I liken my life to a storehouse, and the moments of my day as so many grains that are being poured into the storehouse of my life, or into my leprous soul. In the Light of this theological vision, I ask myself: what, then, as I go throughout each day, am I receiving into my leprous soul?

The lepers in this morning’s Gospel receive a word from the WORD of God incarnate, the True Light who shines in the darkness, whom the darkness could not extinguish, whom the chains of hell could not hold. Receiving His word, did they not receive a ray of uncreated, healing Light that is filled with light in the love of God? And, as they acted on that word in obedience, and turned to show themselves to the priest as the WORD of the LORD had commanded them not just here, but even way back in Leviticus, their leprosy was cleansed. They were illumined. They were restored to within the “boundary” of Life, of love and joy.

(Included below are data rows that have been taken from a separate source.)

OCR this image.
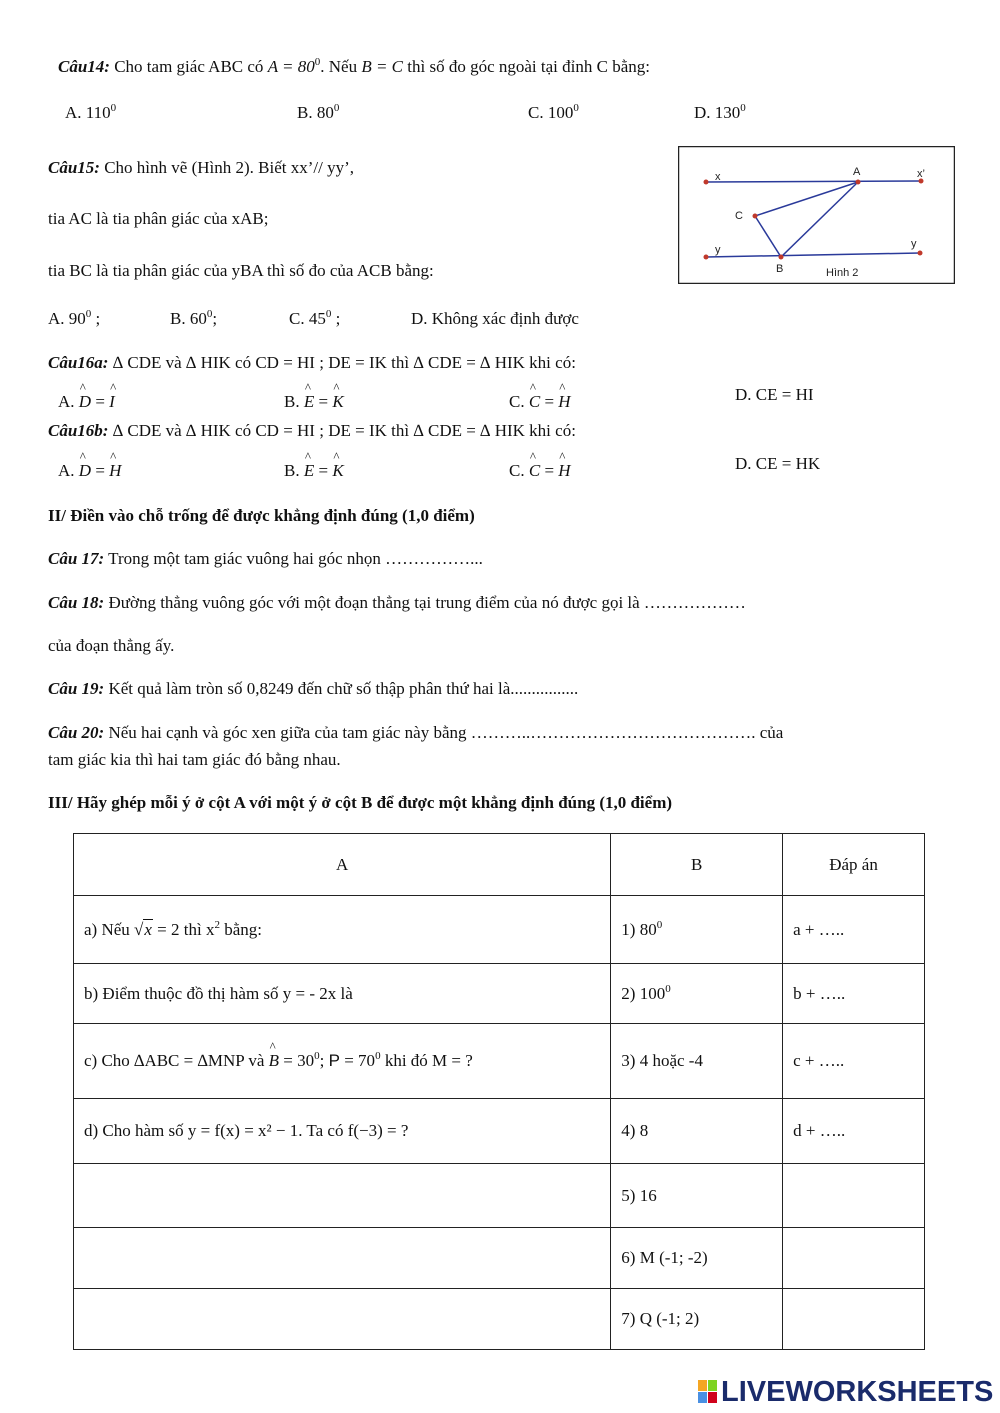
Câu14: Cho tam giác ABC có $A = 80^0$. Nếu B = C thì số đo góc ngoài tại đỉnh C bằng:
A. $110^0$	B. $80^0$	C. $100^0$	D. $130^0$
Câu15: Cho hình vẽ (Hình 2). Biết xx’// yy’,
tia AC là tia phân giác của xAB;
tia BC là tia phân giác của yBA thì số đo của ACB bằng:
x	x’
A
C
y	y
B	Hình 2
A. $90^0$ ;	B. $60^0$;	C. $45^0$ ;	D. Không xác định được
Câu16a: ∆ CDE và ∆ HIK có CD = HI ; DE = IK thì ∆ CDE = ∆ HIK khi có:
A. ^ D = ^ I	B. ^ E = ^ K	C. ^ C = ^ H	D. CE = HI
Câu16b: ∆ CDE và ∆ HIK có CD = HI ; DE = IK thì ∆ CDE = ∆ HIK khi có:
A. ^ D = ^ H	B. ^ E = ^ K	C. ^ C = ^ H	D. CE = HK
II/ Điền vào chỗ trống để được khẳng định đúng (1,0 điểm)
Câu 17: Trong một tam giác vuông hai góc nhọn ……………...
Câu 18: Đường thẳng vuông góc với một đoạn thẳng tại trung điểm của nó được gọi là ………………
của đoạn thẳng ấy.
Câu 19: Kết quả làm tròn số 0,8249 đến chữ số thập phân thứ hai là................
Câu 20: Nếu hai cạnh và góc xen giữa của tam giác này bằng ………..…………………………………. của
tam giác kia thì hai tam giác đó bằng nhau.
III/ Hãy ghép mỗi ý ở cột A với một ý ở cột B để được một khẳng định đúng (1,0 điểm)
A	B	Đáp án
a) Nếu √x = 2 thì $x^2$ bằng:	1) $80^0$	a + …..
b) Điểm thuộc đồ thị hàm số y = - 2x là	2) $100^0$	b + …..
c) Cho ∆ABC = ∆MNP và ^ $B = 30^0$; $P = 70^0$ khi đó M = ?	3) 4 hoặc -4	c + …..
d) Cho hàm số y = f(x) = x² − 1. Ta có f(−3) = ?	4) 8	d + …..
	5) 16	
	6) M (-1; -2)	
	7) Q (-1; 2)	
LIVEWORKSHEETS
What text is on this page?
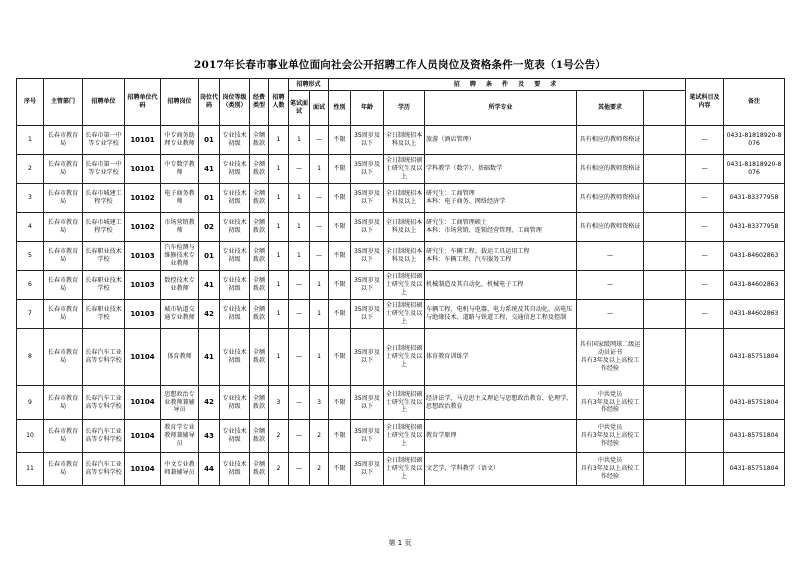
2017年长春市事业单位面向社会公开招聘工作人员岗位及资格条件一览表（1号公告）
序号	主管部门	招聘单位	招聘单位代码	招聘岗位	岗位代码	岗位等级（类别）	经费类型	招聘人数	招聘形式		招 聘 条 件 及 要 求						笔试科目及内容	备注	
									笔试面试	面试	性别	年龄	学历	所学专业	其他要求				
1	长春市教育局	长春市第一中等专业学校	10101	中专商务助理专业教师	01	专业技术初级	全额拨款	1	1	—	不限	35周岁及以下	全日制统招本科及以上	旅游（酒店管理）	具有相应的教师资格证		—	0431-81818920-8076	
2	长春市教育局	长春市第一中等专业学校	10101	中专数学教师	41	专业技术初级	全额拨款	1	—	1	不限	35周岁及以下	全日制统招硕士研究生及以上	学科教学（数学）、基础数学	具有相应的教师资格证		—	0431-81818920-8076	
3	长春市教育局	长春市城建工程学校	10102	电子商务教师	01	专业技术初级	全额拨款	1	1	—	不限	35周岁及以下	全日制统招本科及以上	研究生：工商管理
本科：电子商务、网络经济学	具有相应的教师资格证		—	0431-83377958	
4	长春市教育局	长春市城建工程学校	10102	市场营销教师	02	专业技术初级	全额拨款	1	1	—	不限	35周岁及以下	全日制统招本科及以上	研究生：工商管理硕士
本科：市场营销、连锁经营管理、工商管理	具有相应的教师资格证		—	0431-83377958	
5	长春市教育局	长春职业技术学校	10103	汽车检测与维修技术专业教师	01	专业技术初级	全额拨款	1	1	—	不限	35周岁及以下	全日制统招本科及以上	研究生：车辆工程、载运工具运用工程
本科：车辆工程、汽车服务工程	—		—	0431-84602863	
6	长春市教育局	长春职业技术学校	10103	数控技术专业教师	41	专业技术初级	全额拨款	1	—	1	不限	35周岁及以下	全日制统招硕士研究生及以上	机械制造及其自动化、机械电子工程	—		—	0431-84602863	
7	长春市教育局	长春职业技术学校	10103	城市轨道交通专业教师	42	专业技术初级	全额拨款	1	—	1	不限	35周岁及以下	全日制统招硕士研究生及以上	车辆工程、电机与电器、电力系统及其自动化、高电压与绝缘技术、道路与铁道工程、交通信息工程及控制	—		—	0431-84602863	
8	长春市教育局	长春汽车工业高等专科学校	10104	体育教师	41	专业技术初级	全额拨款	1	—	1	不限	35周岁及以下	全日制统招硕士研究生及以上	体育教育训练学	具有国家级网球二级运动员证书
具有3年及以上高校工作经验			0431-85751804	
9	长春市教育局	长春汽车工业高等专科学校	10104	思想政治专业教师兼辅导员	42	专业技术初级	全额拨款	3	—	3	不限	35周岁及以下	全日制统招硕士研究生及以上	经济法学、马克思主义理论与思想政治教育、伦理学、思想政治教育	中共党员
具有3年及以上高校工作经验			0431-85751804	
10	长春市教育局	长春汽车工业高等专科学校	10104	教育学专业教师兼辅导员	43	专业技术初级	全额拨款	2	—	2	不限	35周岁及以下	全日制统招硕士研究生及以上	教育学原理	中共党员
具有3年及以上高校工作经验			0431-85751804	
11	长春市教育局	长春汽车工业高等专科学校	10104	中文专业教师兼辅导员	44	专业技术初级	全额拨款	2	—	2	不限	35周岁及以下	全日制统招硕士研究生及以上	文艺学、学科教学（语文）	中共党员
具有3年及以上高校工作经验			0431-85751804	
第 1 页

Dear faithful, what words are we receiving into our soul each day of our life? In our baptism, we received the same word these lepers received. A luminous seed of eternal, divine life was sown deep in our heart. Are we living in the light of that seed, or are we living in the darkness of the leper colony of this world? Are we living inside the boundary of life and light of Christ, or do we make our way through the days of our life in the darkness that is outside that boundary of Him who is Himself the Resurrection and the Life? In short, are we living in the waters of our baptism, or in the worldly waters of death?

I wonder if this is the difference between the Samaritan and the nine Israelite lepers? In whose company do I find myself? Am I going with the nine from my cleansing in the Font back to Egypt? Shall we challenge ourselves to turn around with the Samaritan toward the LORD who stands in our heart, knocking? This would be the way of repentance, the way of living every day, every hour, every moment in the presence of the Light of the Christ who is in you! Amen!